(Host) A citizens’ group in Rockingham has challenged the legality of the vote that authorized the town to buy the Bellows Falls Hydro dam.
VPR’s Susan Keese has more.
(Keese) Last November Rockingham voters agreed by a more then three fifths majority to enter into a contract to buy the dam. Since then, the town has signed agreements with the two Canadian companies that put up the money and will run the hydro facility for seventy-four years. After that, Rockingham would own the dam.
Rockingham officials expect to hear in early June whether the state Public Service Board will issue a certificate of public good approving the deal.
Meanwhile, some voters have had second thoughts. Judy Lidie was for the purchase at first.
(Lidie) “Then I started talking to other people, late in the winter and got thinking: ‘maybe this wasn’t such a hot deal, that there’s way too many unknowns.'”
(Keese) Lidie formed a group called Rockingham Dam Facts with other citizens who wanted to investigate the contract further. Now she says the group believes the town gave insufficient warning for the public hearing prior to November’s vote.
(Lidie) “Which really should invalidate the vote that happened on November twenty-third.”
(Keese) Last week Rockingham officials received a letter from the group’s lawyer, asking for a re-vote.
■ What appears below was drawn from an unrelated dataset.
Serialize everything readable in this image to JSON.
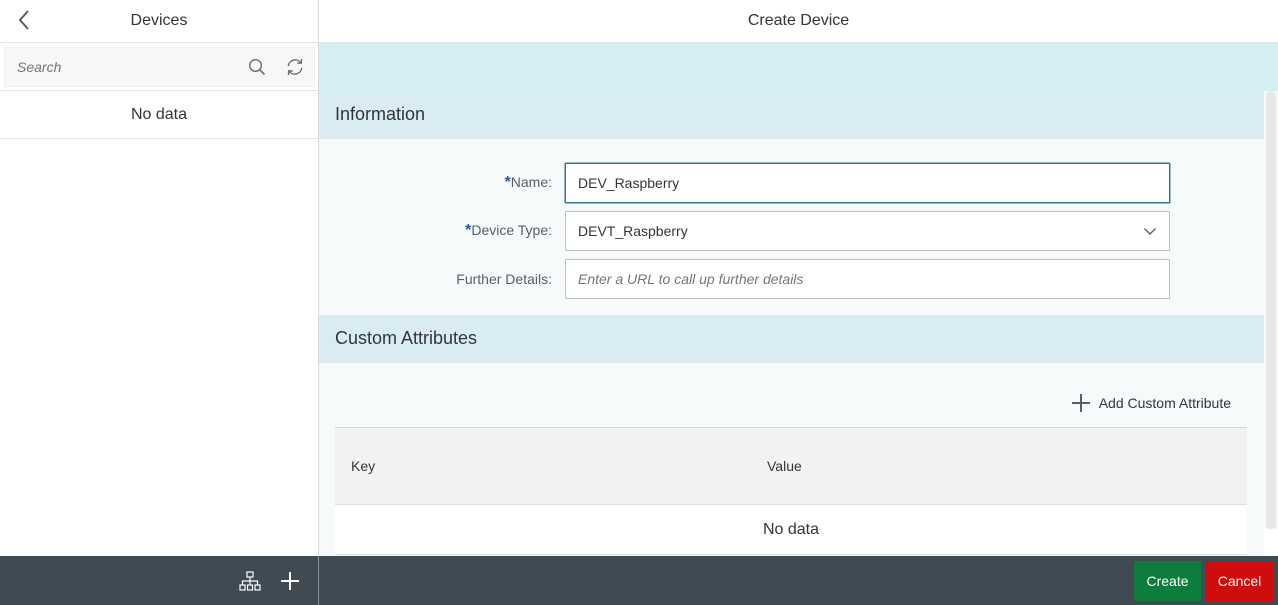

The letter says the re-vote, like the original vote, should require approval by a three-fifths, or 60-40 majority. That’s a requirement of the law on municipal power plant acquisitions.
Without such a re-vote, the letter said, the group would likely sue to have November’s vote overturned.
Rockingham town manager, Shane O’Keefe, disputes the letter’s claim. He says the wording of the law on public hearings in such cases is confusing.
(O’Keefe) “But I know that our attorney conferred with the Secretary of State’s office on the notice requirements for the public hearing, and felt that they were comfortable going forward.”
(Keese) Rockingham is expecting to vote on the dam contract again. O’Keefe says that vote would be part of a Public service Board decision to grant a certificate of public good approving the acquisition.
(O’Keefe) “In rendering that certificate of Public good, if they so choose, they would list the risks and benefits of the proposal and the voters are asked to consider the contract in the context of the Public Service Board’s decision.”
(Keese). But O’Keefe says that vote would require a simple, rather than a three-fifths majority.
Lamont Barnett, the Rockingham Selectboard Chairman, says he believes the voters are still behind the purchase.
(Barnett) “Why wouldn’t you want tax stability and at some point energy Independence? I mean, that’s almost a forgotten part of this story is Rockingham will be served by an energy source that is a hundred percent renewable. And someday the children and grandchildren of today’s residents will have a tremendous energy source.”
(Keese) Rockingham’s attorney is working on a response to the citizens’ group demand.
For Vermont Public Radio, I’m Susan Keese.